According to SCMP, on China's Instagram-like platform Xiaohongshu, a hashtag called #Xiaohongshu Crawling Competition has received over 3.8 million views so far. The current fad follows a recent craze on college campuses wherein students created cardboard-recycled handcraft animal companions to relieve the boredom and isolation of lockdowns. The trend is also helping the students stay fit and healthy amid the growing number of Covid-19 cases in the country.
As per the outlet, one user wrote in their post, "Encouraged by all my internet friends, I had a try today and crawled for seven minutes. My cat might have been scared by my hidden skills when I chased him on all fours."
Another student, in his post, said," Through crawling I find self-fulfillment, wildness, the calling of ancient times, and unexpectedly, firm abs."

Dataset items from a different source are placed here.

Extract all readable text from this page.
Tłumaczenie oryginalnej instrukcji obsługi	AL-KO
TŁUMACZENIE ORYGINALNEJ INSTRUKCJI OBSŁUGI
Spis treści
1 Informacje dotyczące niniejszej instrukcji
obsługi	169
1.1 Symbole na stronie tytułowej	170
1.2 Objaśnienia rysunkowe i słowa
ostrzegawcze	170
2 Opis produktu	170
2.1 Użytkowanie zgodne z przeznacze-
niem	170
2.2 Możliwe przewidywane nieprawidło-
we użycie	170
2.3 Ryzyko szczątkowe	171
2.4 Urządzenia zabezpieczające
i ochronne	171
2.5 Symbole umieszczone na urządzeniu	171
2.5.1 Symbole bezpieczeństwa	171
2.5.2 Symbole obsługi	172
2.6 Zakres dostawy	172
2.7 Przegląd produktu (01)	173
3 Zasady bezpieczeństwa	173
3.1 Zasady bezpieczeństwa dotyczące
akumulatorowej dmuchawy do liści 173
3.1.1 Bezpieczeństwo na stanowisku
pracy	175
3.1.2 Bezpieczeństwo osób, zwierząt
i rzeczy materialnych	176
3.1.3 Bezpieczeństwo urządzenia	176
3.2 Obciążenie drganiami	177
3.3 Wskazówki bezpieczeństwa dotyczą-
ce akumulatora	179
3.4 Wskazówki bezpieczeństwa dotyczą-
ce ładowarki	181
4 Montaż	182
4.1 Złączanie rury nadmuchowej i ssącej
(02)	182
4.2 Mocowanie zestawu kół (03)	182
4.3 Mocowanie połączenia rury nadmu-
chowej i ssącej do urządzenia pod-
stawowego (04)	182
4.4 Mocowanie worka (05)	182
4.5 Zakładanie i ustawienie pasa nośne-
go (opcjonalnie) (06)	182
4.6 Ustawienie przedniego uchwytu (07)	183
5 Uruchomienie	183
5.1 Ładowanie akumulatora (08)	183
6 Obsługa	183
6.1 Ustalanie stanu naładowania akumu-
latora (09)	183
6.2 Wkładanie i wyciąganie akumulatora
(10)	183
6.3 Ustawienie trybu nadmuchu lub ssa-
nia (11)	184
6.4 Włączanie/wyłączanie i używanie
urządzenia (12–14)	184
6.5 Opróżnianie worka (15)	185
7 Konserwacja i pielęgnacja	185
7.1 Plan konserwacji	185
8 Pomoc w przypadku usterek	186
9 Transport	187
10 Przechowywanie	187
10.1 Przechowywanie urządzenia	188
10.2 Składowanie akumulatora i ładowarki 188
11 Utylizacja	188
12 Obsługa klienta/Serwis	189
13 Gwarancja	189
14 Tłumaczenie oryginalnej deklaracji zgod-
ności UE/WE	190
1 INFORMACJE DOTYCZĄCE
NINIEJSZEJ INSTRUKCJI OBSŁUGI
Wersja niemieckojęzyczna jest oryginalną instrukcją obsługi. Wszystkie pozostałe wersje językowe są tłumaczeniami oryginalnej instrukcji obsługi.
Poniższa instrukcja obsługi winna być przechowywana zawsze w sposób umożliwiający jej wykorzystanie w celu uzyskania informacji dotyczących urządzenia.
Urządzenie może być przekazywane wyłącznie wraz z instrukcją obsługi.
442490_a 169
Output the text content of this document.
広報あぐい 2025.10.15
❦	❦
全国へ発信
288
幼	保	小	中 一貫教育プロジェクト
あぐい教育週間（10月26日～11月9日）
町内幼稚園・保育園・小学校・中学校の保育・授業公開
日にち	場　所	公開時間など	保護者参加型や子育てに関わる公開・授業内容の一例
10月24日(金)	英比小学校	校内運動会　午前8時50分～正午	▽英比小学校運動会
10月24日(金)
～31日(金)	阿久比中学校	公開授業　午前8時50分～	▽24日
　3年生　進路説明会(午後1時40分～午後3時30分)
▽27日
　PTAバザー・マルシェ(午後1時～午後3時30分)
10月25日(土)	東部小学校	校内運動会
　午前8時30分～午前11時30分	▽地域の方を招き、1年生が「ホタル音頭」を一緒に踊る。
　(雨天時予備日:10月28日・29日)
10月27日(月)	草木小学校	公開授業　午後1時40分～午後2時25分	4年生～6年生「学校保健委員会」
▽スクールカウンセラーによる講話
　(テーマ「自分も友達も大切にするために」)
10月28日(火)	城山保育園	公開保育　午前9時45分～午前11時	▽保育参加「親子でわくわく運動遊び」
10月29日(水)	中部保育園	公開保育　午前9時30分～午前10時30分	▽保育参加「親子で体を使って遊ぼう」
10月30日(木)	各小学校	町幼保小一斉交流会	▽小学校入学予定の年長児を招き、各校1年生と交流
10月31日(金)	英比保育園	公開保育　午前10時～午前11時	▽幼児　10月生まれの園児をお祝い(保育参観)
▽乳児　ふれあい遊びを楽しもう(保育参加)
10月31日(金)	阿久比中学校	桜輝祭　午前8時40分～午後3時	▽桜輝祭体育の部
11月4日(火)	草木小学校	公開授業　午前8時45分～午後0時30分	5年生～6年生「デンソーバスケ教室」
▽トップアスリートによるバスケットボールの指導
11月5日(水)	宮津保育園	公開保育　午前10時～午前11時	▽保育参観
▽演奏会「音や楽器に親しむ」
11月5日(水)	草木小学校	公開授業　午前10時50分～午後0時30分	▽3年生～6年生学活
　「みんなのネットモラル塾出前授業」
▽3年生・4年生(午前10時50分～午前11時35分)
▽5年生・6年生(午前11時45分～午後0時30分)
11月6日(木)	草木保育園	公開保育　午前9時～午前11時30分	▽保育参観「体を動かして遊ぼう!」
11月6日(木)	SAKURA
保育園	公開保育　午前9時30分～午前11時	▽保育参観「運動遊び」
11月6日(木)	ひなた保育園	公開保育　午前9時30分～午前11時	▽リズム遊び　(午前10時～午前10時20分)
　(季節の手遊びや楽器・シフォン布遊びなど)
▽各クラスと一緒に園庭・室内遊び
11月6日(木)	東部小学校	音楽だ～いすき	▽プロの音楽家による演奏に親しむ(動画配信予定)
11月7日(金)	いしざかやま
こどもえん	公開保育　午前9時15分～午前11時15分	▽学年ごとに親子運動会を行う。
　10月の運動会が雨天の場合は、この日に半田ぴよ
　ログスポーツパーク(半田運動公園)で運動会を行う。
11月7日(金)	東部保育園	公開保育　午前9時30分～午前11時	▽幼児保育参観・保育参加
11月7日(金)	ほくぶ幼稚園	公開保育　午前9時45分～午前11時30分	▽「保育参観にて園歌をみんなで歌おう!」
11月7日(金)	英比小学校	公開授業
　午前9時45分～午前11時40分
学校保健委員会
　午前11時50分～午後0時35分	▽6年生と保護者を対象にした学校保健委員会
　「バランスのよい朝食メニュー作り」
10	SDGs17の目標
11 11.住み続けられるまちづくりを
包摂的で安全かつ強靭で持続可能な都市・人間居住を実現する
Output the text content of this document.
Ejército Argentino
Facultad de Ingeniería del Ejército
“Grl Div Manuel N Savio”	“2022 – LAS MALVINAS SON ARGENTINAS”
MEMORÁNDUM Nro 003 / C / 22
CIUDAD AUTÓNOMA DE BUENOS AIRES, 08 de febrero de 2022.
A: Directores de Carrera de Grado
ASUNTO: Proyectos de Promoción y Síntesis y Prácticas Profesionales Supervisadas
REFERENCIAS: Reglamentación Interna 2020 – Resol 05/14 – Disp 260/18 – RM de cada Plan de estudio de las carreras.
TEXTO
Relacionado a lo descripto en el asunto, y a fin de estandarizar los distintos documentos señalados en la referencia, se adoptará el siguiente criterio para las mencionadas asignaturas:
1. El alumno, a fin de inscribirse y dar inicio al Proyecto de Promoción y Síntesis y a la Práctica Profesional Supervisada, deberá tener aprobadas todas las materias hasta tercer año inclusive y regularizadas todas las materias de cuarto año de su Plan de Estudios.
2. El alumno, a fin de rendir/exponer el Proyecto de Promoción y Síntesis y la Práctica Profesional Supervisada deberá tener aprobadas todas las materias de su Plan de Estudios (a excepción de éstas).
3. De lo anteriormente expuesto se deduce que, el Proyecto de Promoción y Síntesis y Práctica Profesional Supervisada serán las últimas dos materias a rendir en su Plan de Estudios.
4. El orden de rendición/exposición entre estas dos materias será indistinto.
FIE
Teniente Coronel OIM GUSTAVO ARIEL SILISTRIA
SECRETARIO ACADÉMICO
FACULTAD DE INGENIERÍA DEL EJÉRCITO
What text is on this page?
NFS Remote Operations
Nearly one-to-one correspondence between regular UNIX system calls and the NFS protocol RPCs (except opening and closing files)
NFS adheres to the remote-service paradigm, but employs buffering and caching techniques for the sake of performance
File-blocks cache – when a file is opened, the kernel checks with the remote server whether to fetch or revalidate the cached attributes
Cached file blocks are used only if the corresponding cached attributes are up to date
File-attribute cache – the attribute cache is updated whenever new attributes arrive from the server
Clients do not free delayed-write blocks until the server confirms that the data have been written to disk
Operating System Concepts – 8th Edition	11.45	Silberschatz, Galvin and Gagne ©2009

Also Read: Scientist Claims Mystery Behind Sheep Walking In Circle In China Solved
According to Primal Play, there are great benefits of walking on all fours. "First and most importantly, quadrupedal movement helps to improve your body's balance and range of activity. In short, being able to move very quickly on all four limbs helps your body transition more dynamically between two very different states of movements - think of moving very quickly from a crouching position to a standing position, or vice versa," the website states.